Physics 214. Intermediate Physics Laboratory, (1 credit), Dr. Lee
Prerequisite: Physics 200; Required co-requisite: Physics 213.

This laboratory course provides the opportunity for students to conduct experiments that elucidate and extend the concepts presented in Physics 213 and 215. Specific topics include lens systems, the diffraction and interference of single- and multiple-slit gratings, and the thermodynamic properties of matter. Several modern-physics experiments are also included.

Physics 215. Special Relativity and Applications, (2 credits, 2nd half), Dr. Lee
Prerequisite: Physics 200; Suggested co-requisite: Mathematics 202.

In 1905, Einstein’s Theory of Special Relativity revolutionized our understanding of space and time. This course introduces the student to Special Relativity as well as its consequences and apparent paradoxes. In studying the kinematics and dynamics of rapidly moving bodies, concepts such as energy and momentum are redefined. Applications of the Special Theory include phenomena such as the Compton effect and elementary nuclear physics.
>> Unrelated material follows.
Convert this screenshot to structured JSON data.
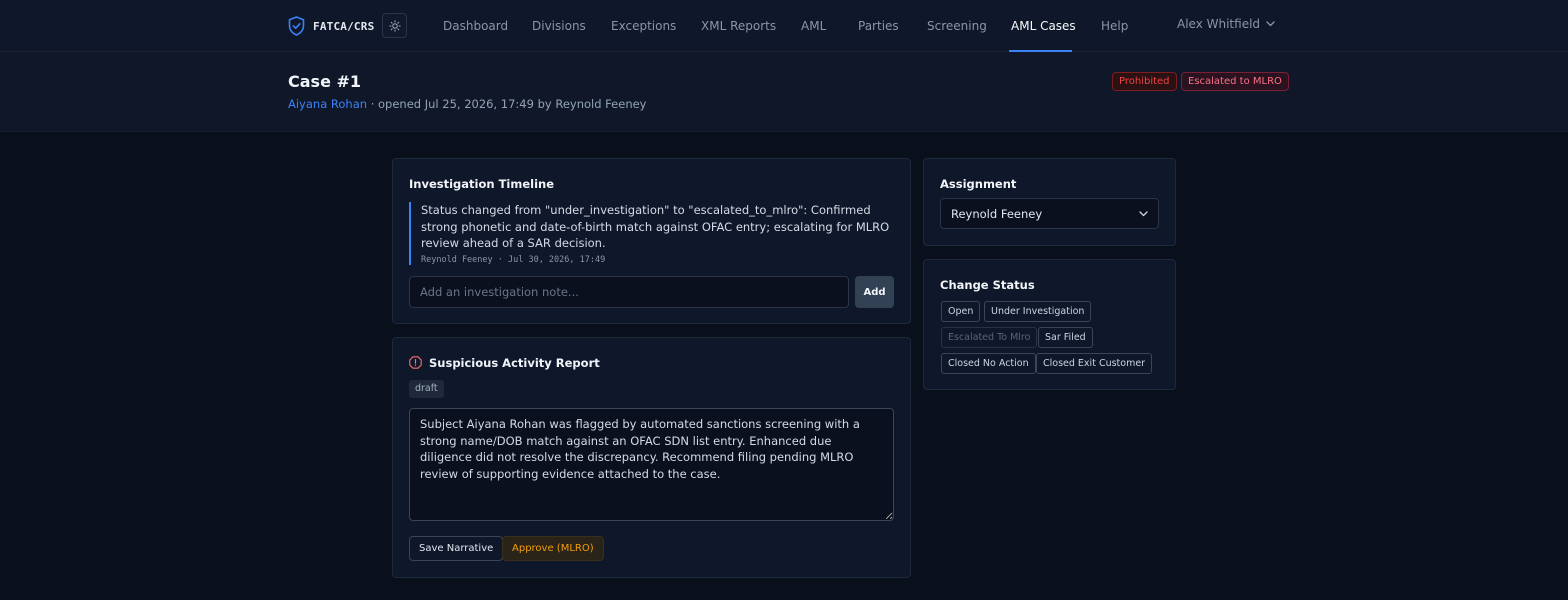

Physics 220. Modern Physics, (5 credits), Dr. Dollhopf
Prerequisites: Physics 200 and Mathematics 201. Co-requisites: Physics 215 and Mathematics 202.

An introduction to quantum mechanics with applications from atomic, molecular, condensed matter and nuclear physics. The operation of devices such as nuclear detectors and the scanning electron microscope will be studied. An emphasis will be placed on the use of computer programs which do symbolic calculations. The writing intensive portion of the course will be addressed through the preparation of extensive laboratory reports. One three-hour lab per week.

Physics 280. Observational Astronomy, (4 credits), Dr. Fleisch
Prerequisite: Physics 107 or permission of the instructor.

This course is a sequel to Physics 107 (Introductory Astronomy) designed for students who wish to acquire hands-on experience using telescopes, digital cameras, and other astronomical hardware and software through which the Universe may be explored. Students will collect data using Weaver Observatory’s 10-inch Lundin refractor, 1.5 mega-pixel CCD camera, cassegrain spectrograph, and 0.7-Angstrom H-alpha filter for solar observations. Additionally, students will learn how to acquire and process data from the Sloan Digital Sky Survey taken with the 2.5-meter telescope at Apache Point Observatory. Periodic observing sessions will be scheduled by the instructor.

Physics 312. Wave Phenomena, (5 credits), Dr. Voytas
Prerequisite: Physics 220. Math 212 and 215 are recommended.

This course is a unified treatment of the general properties of waves including the mathematical representation of mechanical and electromagnetic waves. Topics include reflection and refraction, propagation, interference, diffraction, polarization, and geometrical optics. This is a laboratory course and it is writing intensive.

Physics 325. Topics in Contemporary Physics; Solid State Physics, (2 credits), Dr. Lee
Prerequisites: Physics 218, 220 and 311.

This course will be an introduction to both theoretical and experimental Solid State Physics. Crystal structure, electronic band structure, lattice vibration (phonon) modes, and charge transport in solids will be introduced. Examples will be drawn from electronic device physics and will include the basics of Schottky diode, pn-junction diode, and field effect transistor operation. An introduction to the physics of conducting polymer devices will also be included.

Physics 332. Electromagnetism, (4 credits), Dr. Dollhopf
Prerequisites: Physics 311 and Math 212.

Mathematical theory of electric and magnetic fields. Emphasizes three-dimensional boundary value problems for evaluating the physical behavior of electric and magnetic fields. Maxwell's equations are developed in both the differential and the integral forms and are used in the analysis of electromagnetic phenomena.

Physics 360. Junior Seminar, (1 credit), Dr. Fleisch

Physics 460. Senior Seminar, (1 credit), Dr. Fleisch

Physics 490. Independent Study, (variable credit), Staff

Physics 491. Internship, (variable credit), Staff
Course reserved for supervised research during summers or while off campus.

Physics 498. Senior Thesis, (variable credit), Staff
Writing intensive. Offered on demand.

Physics 499. Senior Honors Thesis, (variable credit), Staff
Writing intensive. Offered on demand.